Reactions of cobalt carbonyls in methanol under high pressure of carbon monoxide: a reexamination of the hydroesterification mechanism

Abstract

High pressure IR and UV spectroscopy was used to study the disproportionation of Co 2(CO) 8 1 to [Co(MeOH) 6] [Co(Co) 4] 2 2 in methanol under the conditions of carbonylation reactions. The disproportionation is first order in [ 1] and inverse first order in [CO]. It is reversible under high pressure of CO. In the equilibrium the formation of 2 is favoured by addition of pyridine and KI, that of 1 by olefins and CO. The rate-determining step for the disproportionation is an associative ligand substitution of 1. The comproportionation of 2 under CO is first order in [ 2] and in [CO]. This is in agreement with a mechanism in which the resolvation of the cation or the electron transfer from the anion to the cation is rate-determining.
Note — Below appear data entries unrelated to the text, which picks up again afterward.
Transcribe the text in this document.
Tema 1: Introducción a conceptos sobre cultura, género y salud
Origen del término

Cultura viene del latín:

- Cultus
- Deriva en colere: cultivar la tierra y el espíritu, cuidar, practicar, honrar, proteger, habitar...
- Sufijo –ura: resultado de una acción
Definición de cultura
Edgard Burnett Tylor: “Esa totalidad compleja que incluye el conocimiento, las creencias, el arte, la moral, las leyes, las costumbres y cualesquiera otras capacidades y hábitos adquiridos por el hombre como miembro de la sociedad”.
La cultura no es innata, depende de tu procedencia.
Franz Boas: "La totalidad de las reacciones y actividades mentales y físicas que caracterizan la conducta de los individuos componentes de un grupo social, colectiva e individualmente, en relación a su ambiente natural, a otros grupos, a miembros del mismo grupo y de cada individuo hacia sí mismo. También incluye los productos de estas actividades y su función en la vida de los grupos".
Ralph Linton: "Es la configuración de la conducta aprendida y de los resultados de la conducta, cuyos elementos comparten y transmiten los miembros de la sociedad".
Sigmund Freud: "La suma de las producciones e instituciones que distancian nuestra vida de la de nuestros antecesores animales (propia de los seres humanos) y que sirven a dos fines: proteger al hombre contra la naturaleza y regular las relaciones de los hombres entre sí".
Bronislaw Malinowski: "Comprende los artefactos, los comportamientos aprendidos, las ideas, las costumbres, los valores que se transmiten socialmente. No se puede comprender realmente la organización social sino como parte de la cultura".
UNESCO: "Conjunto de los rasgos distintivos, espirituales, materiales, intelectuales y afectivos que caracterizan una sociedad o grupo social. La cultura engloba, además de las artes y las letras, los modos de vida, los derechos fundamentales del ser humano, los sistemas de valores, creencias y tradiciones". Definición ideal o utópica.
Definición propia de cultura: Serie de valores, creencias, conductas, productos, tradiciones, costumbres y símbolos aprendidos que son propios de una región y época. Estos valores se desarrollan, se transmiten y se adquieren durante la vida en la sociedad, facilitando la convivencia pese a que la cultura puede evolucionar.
The activation energies for the forward and backward reactions are 57 ± 12 kJ mol −1 and 60 kJ mol −1, respectively. The thermodynamic parameters for the equilibrium are Δ H 0 = −2.35 ± 0.3 kJ mol −1 and Δ S 0 ~ −4 J mol −1 K −1. The spectroscopic investigations concerning the hydroesterification (HE) of 1-octene are in line with a mechanism that starts with the ionic addition of H + and Co(CO) 4 −. The H + concentration is the rate-limiting factor and methanol is probably the source of the protons. Addition of pyridine leads to a higher concentration of Co(CO) 4 −, but it also solvates the H + more strongly. Thus a large excess of pyridine increases the activation energy of the HE. In the HE of butadiene, activation of the π-allyl complex η 3-C 4H 7-Co(CO) 3 is the slowest step.